What it Takes to Get Off of a Meth Addiction
Meth is a peculiar drug when viewed from an addiction viewpoint. On the one hand, meth does not form the same powerful chemical dependencies that other drugs such as opioids and alcohol do. However, the drug does create an absolutely crippling and gripping psychological, spiritual, and behavioral habit. When people use meth, even just once, they become hooked on the stuff, and they find it almost impossible to break free from it. With that in mind, helping someone who is hooked on meth becomes next to impossible, as they simply almost never want to get help.

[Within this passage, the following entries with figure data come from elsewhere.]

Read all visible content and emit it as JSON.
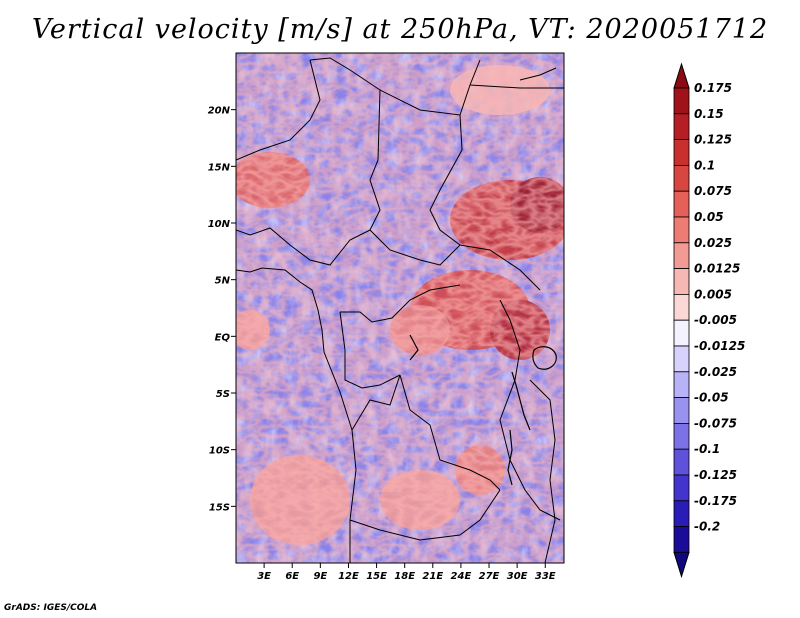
{
  "title": "Vertical velocity [m/s] at 250hPa, VT: 2020051712",
  "footer": "GrADS: IGES/COLA",
  "map": {
    "lon_range": [
      0,
      35
    ],
    "lat_range": [
      -20,
      25
    ],
    "lat_ticks": [
      {
        "label": "20N",
        "value": 20
      },
      {
        "label": "15N",
        "value": 15
      },
      {
        "label": "10N",
        "value": 10
      },
      {
        "label": "5N",
        "value": 5
      },
      {
        "label": "EQ",
        "value": 0
      },
      {
        "label": "5S",
        "value": -5
      },
      {
        "label": "10S",
        "value": -10
      },
      {
        "label": "15S",
        "value": -15
      }
    ],
    "lon_ticks": [
      {
        "label": "3E",
        "value": 3
      },
      {
        "label": "6E",
        "value": 6
      },
      {
        "label": "9E",
        "value": 9
      },
      {
        "label": "12E",
        "value": 12
      },
      {
        "label": "15E",
        "value": 15
      },
      {
        "label": "18E",
        "value": 18
      },
      {
        "label": "21E",
        "value": 21
      },
      {
        "label": "24E",
        "value": 24
      },
      {
        "label": "27E",
        "value": 27
      },
      {
        "label": "30E",
        "value": 30
      },
      {
        "label": "33E",
        "value": 33
      }
    ]
  },
  "colorbar": {
    "levels": [
      {
        "label": "0.175",
        "color": "#a0121a"
      },
      {
        "label": "0.15",
        "color": "#b41e24"
      },
      {
        "label": "0.125",
        "color": "#c8302e"
      },
      {
        "label": "0.1",
        "color": "#d84640"
      },
      {
        "label": "0.075",
        "color": "#e46058"
      },
      {
        "label": "0.05",
        "color": "#ec7c74"
      },
      {
        "label": "0.025",
        "color": "#f29a94"
      },
      {
        "label": "0.0125",
        "color": "#f7b8b4"
      },
      {
        "label": "0.005",
        "color": "#fbd8d6"
      },
      {
        "label": "-0.005",
        "color": "#f4f2ff"
      },
      {
        "label": "-0.0125",
        "color": "#d6d2fb"
      },
      {
        "label": "-0.025",
        "color": "#b8b2f6"
      },
      {
        "label": "-0.05",
        "color": "#9a92ef"
      },
      {
        "label": "-0.075",
        "color": "#7c72e6"
      },
      {
        "label": "-0.1",
        "color": "#5e52da"
      },
      {
        "label": "-0.125",
        "color": "#4234cc"
      },
      {
        "label": "-0.175",
        "color": "#2a1cb6"
      },
      {
        "label": "-0.2",
        "color": "#1a0c98"
      }
    ],
    "top_cap_color": "#8c0a12",
    "bottom_cap_color": "#12087e"
  }
}
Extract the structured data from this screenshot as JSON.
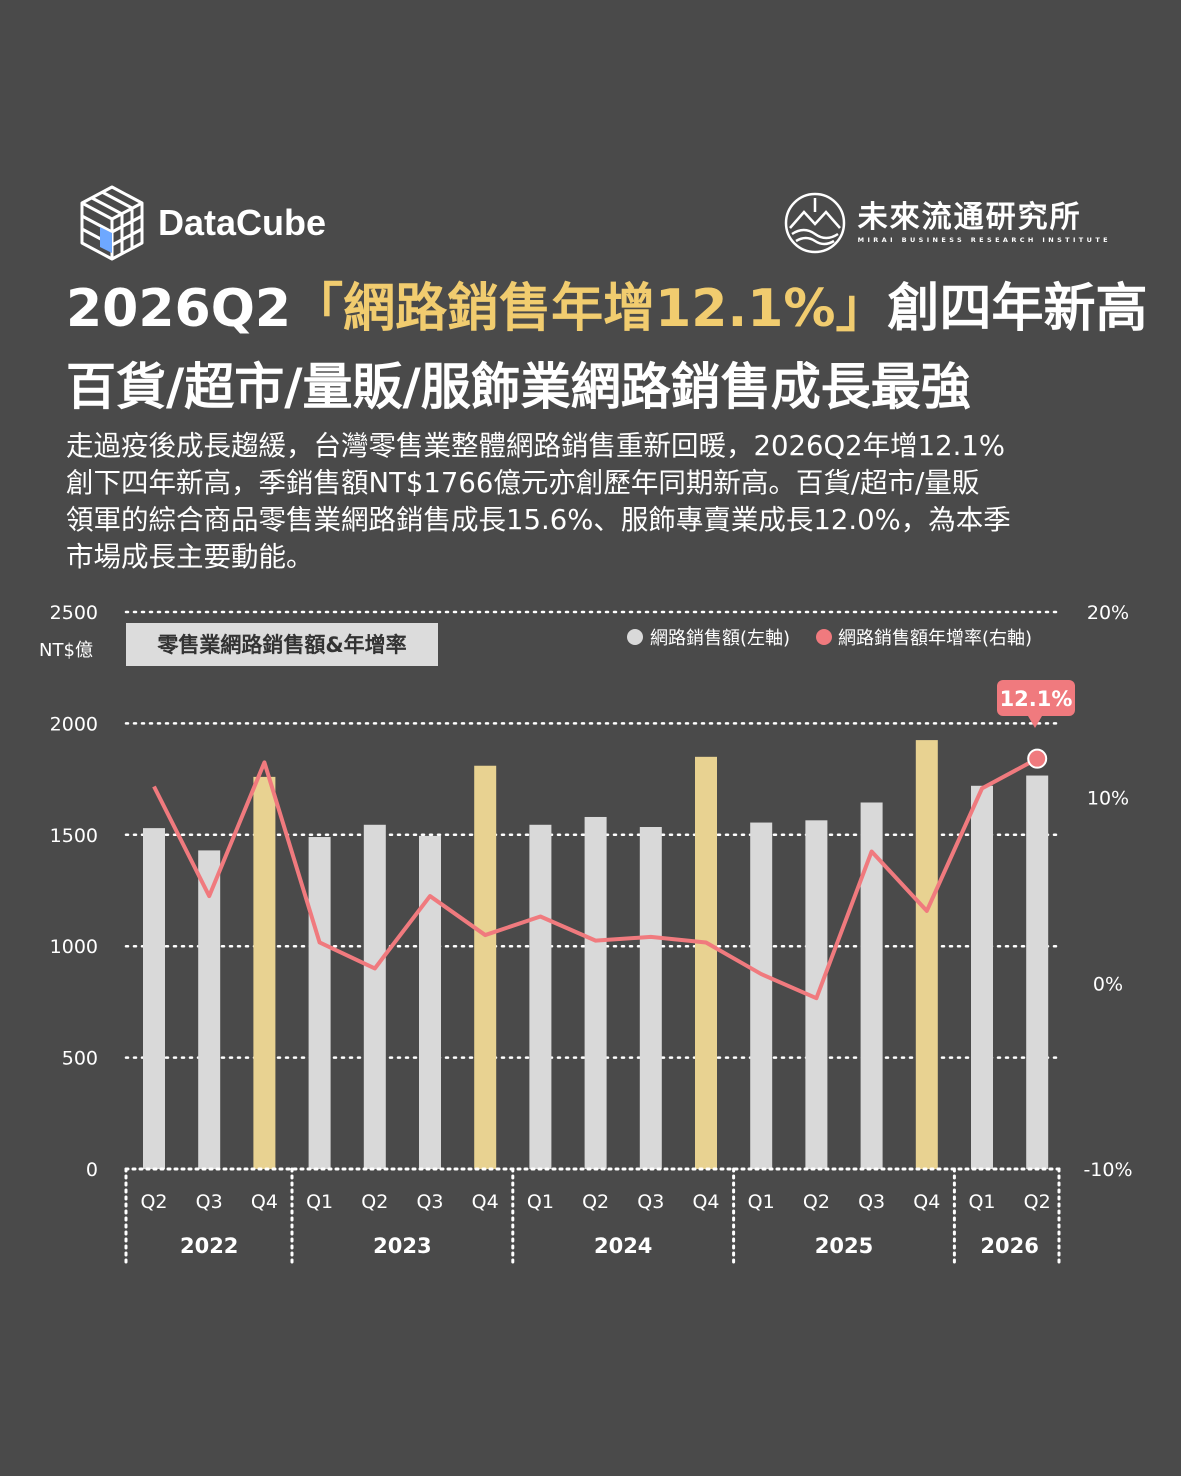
{
  "brand": {
    "left_name": "DataCube",
    "left_logo_icon": "cube-grid-icon",
    "right_logo_icon": "mountain-circle-icon",
    "right_name": "未來流通研究所",
    "right_sub": "MIRAI BUSINESS RESEARCH INSTITUTE"
  },
  "headline": {
    "part1": "2026Q2",
    "highlight": "「網路銷售年增12.1%」",
    "part2": "創四年新高",
    "line2": "百貨/超市/量販/服飾業網路銷售成長最強"
  },
  "description": [
    "走過疫後成長趨緩，台灣零售業整體網路銷售重新回暖，2026Q2年增12.1%",
    "創下四年新高，季銷售額NT$1766億元亦創歷年同期新高。百貨/超市/量販",
    "領軍的綜合商品零售業網路銷售成長15.6%、服飾專賣業成長12.0%，為本季",
    "市場成長主要動能。"
  ],
  "colors": {
    "background": "#4a4a4a",
    "bar": "#d9d9d9",
    "bar_q4": "#e8d291",
    "line": "#f07a7e",
    "headline_highlight": "#f1cc6f"
  },
  "chart_data": {
    "type": "bar",
    "title": "零售業網路銷售額&年增率",
    "unit_left": "NT$億",
    "ylim": [
      0,
      2500
    ],
    "y2lim": [
      -10,
      20
    ],
    "yticks": [
      "0",
      "500",
      "1000",
      "1500",
      "2000",
      "2500"
    ],
    "y2ticks": [
      "-10%",
      "0%",
      "10%",
      "20%"
    ],
    "grid": "dotted",
    "legend_position": "top-right",
    "categories": [
      "Q2",
      "Q3",
      "Q4",
      "Q1",
      "Q2",
      "Q3",
      "Q4",
      "Q1",
      "Q2",
      "Q3",
      "Q4",
      "Q1",
      "Q2",
      "Q3",
      "Q4",
      "Q1",
      "Q2"
    ],
    "years": [
      {
        "label": "2022",
        "count": 3
      },
      {
        "label": "2023",
        "count": 4
      },
      {
        "label": "2024",
        "count": 4
      },
      {
        "label": "2025",
        "count": 4
      },
      {
        "label": "2026",
        "count": 2
      }
    ],
    "highlight_quarter": "Q4",
    "series": [
      {
        "name": "網路銷售額(左軸)",
        "axis": "left",
        "type": "bar",
        "values": [
          1530,
          1430,
          1760,
          1490,
          1545,
          1495,
          1810,
          1545,
          1580,
          1535,
          1850,
          1555,
          1565,
          1645,
          1925,
          1720,
          1766
        ]
      },
      {
        "name": "網路銷售額年增率(右軸)",
        "axis": "right",
        "type": "line",
        "values": [
          10.6,
          4.7,
          11.9,
          2.2,
          0.8,
          4.7,
          2.6,
          3.6,
          2.3,
          2.5,
          2.2,
          0.5,
          -0.8,
          7.1,
          3.9,
          10.5,
          12.1
        ]
      }
    ],
    "annotation": "12.1%"
  }
}
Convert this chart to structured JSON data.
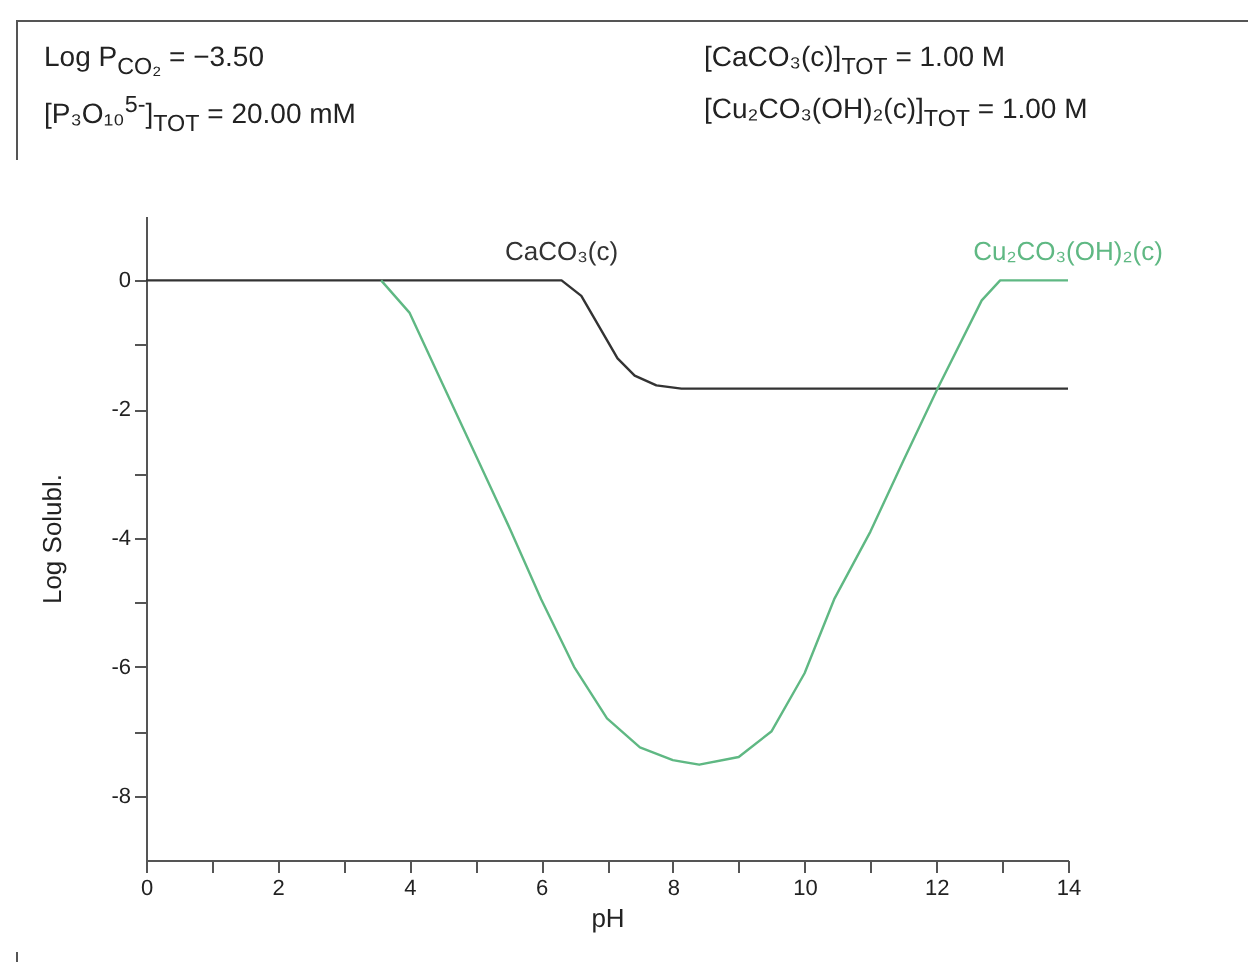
{
  "chart_data": {
    "type": "line",
    "xlabel": "pH",
    "ylabel": "Log Solubl.",
    "annotations": [
      "Log P$_{CO₂}$ = −3.50",
      "[CaCO₃(c)]$_{TOT}$ = 1.00 M",
      "[P₃O₁₀$^{5-}$]$_{TOT}$ = 20.00 mM",
      "[Cu₂CO₃(OH)₂(c)]$_{TOT}$ = 1.00 M"
    ],
    "series": [
      {
        "name": "CaCO₃(c)",
        "color": "#333333",
        "x": [
          0,
          6.31,
          6.61,
          7.16,
          7.42,
          7.75,
          8.13,
          14
        ],
        "values": [
          0,
          0,
          -0.24,
          -1.21,
          -1.48,
          -1.63,
          -1.68,
          -1.68
        ]
      },
      {
        "name": "Cu₂CO₃(OH)₂(c)",
        "color": "#5fb883",
        "x": [
          3.57,
          4,
          4.5,
          5,
          5.5,
          6,
          6.5,
          7,
          7.5,
          8,
          8.4,
          9,
          9.5,
          10,
          10.45,
          11,
          11.5,
          12.02,
          12.69,
          12.97,
          14
        ],
        "values": [
          0,
          -0.5,
          -1.6,
          -2.7,
          -3.8,
          -4.95,
          -6.0,
          -6.8,
          -7.25,
          -7.45,
          -7.52,
          -7.4,
          -7.0,
          -6.1,
          -4.95,
          -3.9,
          -2.8,
          -1.68,
          -0.31,
          0,
          0
        ]
      }
    ],
    "xlim": [
      0,
      14
    ],
    "ylim": [
      -9,
      1
    ],
    "xticks": [
      0,
      {
        "value": 1,
        "label": null
      },
      2,
      {
        "value": 3,
        "label": null
      },
      4,
      {
        "value": 5,
        "label": null
      },
      6,
      {
        "value": 7,
        "label": null
      },
      8,
      {
        "value": 9,
        "label": null
      },
      10,
      {
        "value": 11,
        "label": null
      },
      12,
      {
        "value": 13,
        "label": null
      },
      14
    ],
    "yticks": [
      -8,
      {
        "value": -7,
        "label": null
      },
      -6,
      {
        "value": -5,
        "label": null
      },
      -4,
      {
        "value": -3,
        "label": null
      },
      -2,
      {
        "value": -1,
        "label": null
      },
      0
    ],
    "grid": false,
    "legend": false,
    "marker": "none",
    "line_style": "solid"
  }
}
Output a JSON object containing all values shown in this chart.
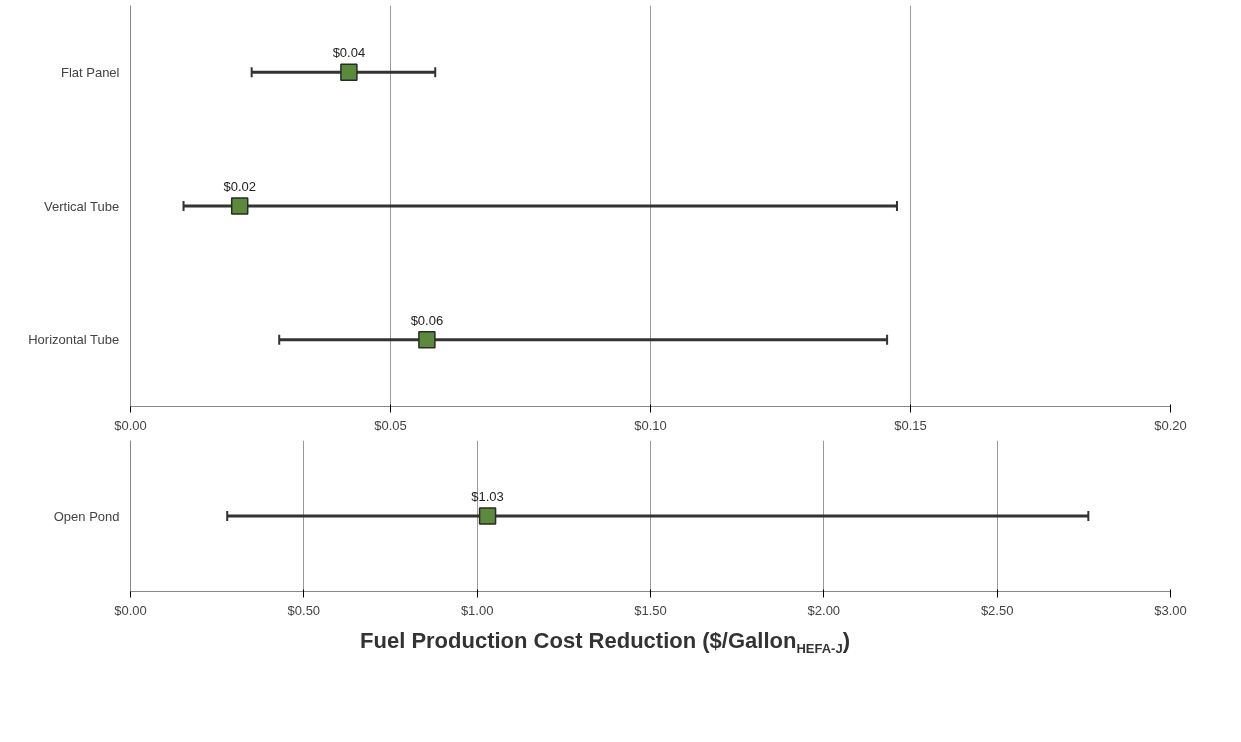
{
  "chart_data": [
    {
      "type": "scatter",
      "orientation": "horizontal",
      "categories": [
        "Flat Panel",
        "Vertical Tube",
        "Horizontal Tube"
      ],
      "series": [
        {
          "color": "#5a8a3a",
          "values": [
            0.042,
            0.021,
            0.057
          ],
          "errors": [
            [
              0.0233,
              0.0586
            ],
            [
              0.0102,
              0.1474
            ],
            [
              0.0286,
              0.1455
            ]
          ],
          "value_labels": [
            "$0.04",
            "$0.02",
            "$0.06"
          ]
        }
      ],
      "xlim": [
        0,
        0.2
      ],
      "xticks": [
        {
          "value": 0,
          "label": "$0.00"
        },
        {
          "value": 0.05,
          "label": "$0.05"
        },
        {
          "value": 0.1,
          "label": "$0.10"
        },
        {
          "value": 0.15,
          "label": "$0.15"
        },
        {
          "value": 0.2,
          "label": "$0.20"
        }
      ],
      "grid": "x",
      "marker": "square"
    },
    {
      "type": "scatter",
      "orientation": "horizontal",
      "categories": [
        "Open Pond"
      ],
      "series": [
        {
          "color": "#5a8a3a",
          "values": [
            1.03
          ],
          "errors": [
            [
              0.279,
              2.763
            ]
          ],
          "value_labels": [
            "$1.03"
          ]
        }
      ],
      "xlim": [
        0,
        3
      ],
      "xticks": [
        {
          "value": 0,
          "label": "$0.00"
        },
        {
          "value": 0.5,
          "label": "$0.50"
        },
        {
          "value": 1,
          "label": "$1.00"
        },
        {
          "value": 1.5,
          "label": "$1.50"
        },
        {
          "value": 2,
          "label": "$2.00"
        },
        {
          "value": 2.5,
          "label": "$2.50"
        },
        {
          "value": 3,
          "label": "$3.00"
        }
      ],
      "xlabel": "Fuel Production Cost Reduction  ($/Gallon$_{HEFA-J}$)",
      "grid": "x",
      "marker": "square"
    }
  ]
}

To get a family member or loved one off of meth, one has to make sure that the individual understands the repercussions of meth use, just how dangerous meth use is, what will likely happen to the person’s mental health if meth use is continued, and what will certainly happen to an individual’s psychological health if they do not stop using meth immediately.
It takes lot of work to help a meth user to get clean. I will not be accomplished by an occasional conversation here and there. Meth users need help and they need our support, yes, but they also need to enter into qualified drug rehabs, to experience all of the positive benefits that such treatment centers have to offer and to heal with them. Fighting a meth habit is a difficult struggle to say the least, but it is a winnable one.